TERAMO. E’ il quarto incendio doloso in appena due mesi. Qualcuno è tornato ad appiccare il fuoco al vivaio di Piano d’Accio. Come al solito il piromane ha agito di notte, poco dopo l’una, fra mercoledì e giovedì.

«Non riuscivo a dormire, come oramai mi accade spesso perchè ho paura», raccona la proprietaria, July Cascone, «così all’1,30 mi sono alzata e sono uscita da casa e mi sono diretta al vivaio. Era l'1,36 e avvicinandomi ho visto un’auto ferma con le quattro frecce, poi mi sono accorta che erano i carabinieri e ho visto le fiamme nella serra». I vigili del fuoco erano stati appena avvisati, ma prima che arrivassero la proprietaria ha preso un tubo dell’acqua con cui annaffia le piante, si è avvicinata al rogo e l’ha spento. I danni sono minimi, anche perchè dopo l’incendio di giugno, in cui vennero distrutte praticamente tutta la serra grande e gli uffici, c’è poco contro cui accanirsi. Allora i danni sfiorarono i 100mila euro. «Dai precedenti incendi è rimasta in piedi una piccola serra “di produzione”, stavolta hanno dato fuoco a questa», spiega Cascone, «per fortuna si è bruciata un po’ di plastica, l’aggiusterò subito. Ma io non mi fermo. Non si viene a capo di chi sia, sono impaurita, la situazione è diventata invivibile. Tanto che non vado più in giro da sola. Ma non mi abbatto, voglio essere più forte di chi mi vuole male. Mi auguro che la polizia mi aiuti, si trovi il colpevole. Io ce la sto mettendo tutta».

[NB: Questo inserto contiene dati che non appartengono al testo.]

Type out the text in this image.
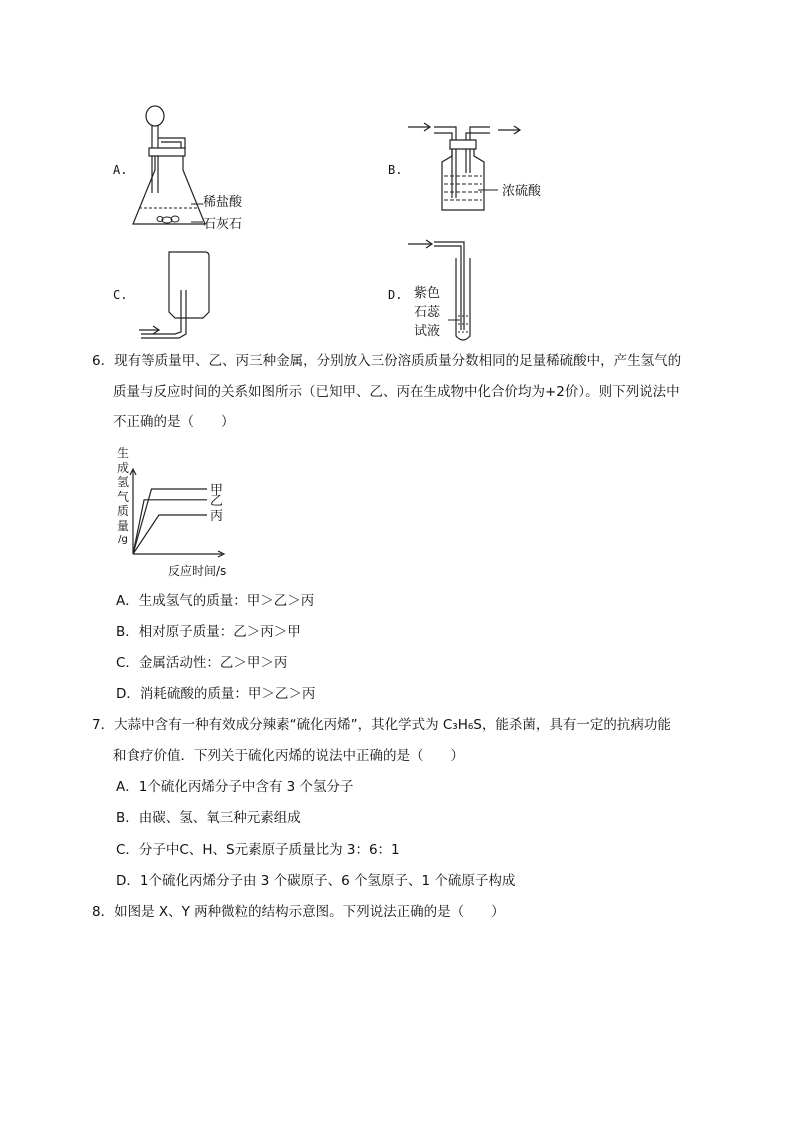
A.
稀盐酸
石灰石
B.
浓硫酸
C.	D. 紫色
石蕊
试液
6．现有等质量甲、乙、丙三种金属，分别放入三份溶质质量分数相同的足量稀硫酸中，产生氢气的
质量与反应时间的关系如图所示（已知甲、乙、丙在生成物中化合价均为+2价）。则下列说法中
不正确的是（　　）
生
成
氢
气
质
量
/g
甲
乙
丙
反应时间/s
A．生成氢气的质量：甲＞乙＞丙
B．相对原子质量：乙＞丙＞甲
C．金属活动性：乙＞甲＞丙
D．消耗硫酸的质量：甲＞乙＞丙
7．大蒜中含有一种有效成分辣素“硫化丙烯”，其化学式为 C₃H₆S，能杀菌，具有一定的抗病功能
和食疗价值．下列关于硫化丙烯的说法中正确的是（　　）
A．1个硫化丙烯分子中含有 3 个氢分子
B．由碳、氢、氧三种元素组成
C．分子中C、H、S元素原子质量比为 3：6：1
D．1个硫化丙烯分子由 3 个碳原子、6 个氢原子、1 个硫原子构成
8．如图是 X、Y 两种微粒的结构示意图。下列说法正确的是（　　）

Sui quattro incendi indaga la polizia. Sul posto è arrivata anche la Volante. Che hanno accertato la natura dolosa dell'incendio, anche perchè è stata trovata una bottiglia con tracce di liquido infiammabile. Una pista delle indagini, affidate alla squadra mobile, porta a indagare nella sfera privata dell’imprenditrice. (a.f.)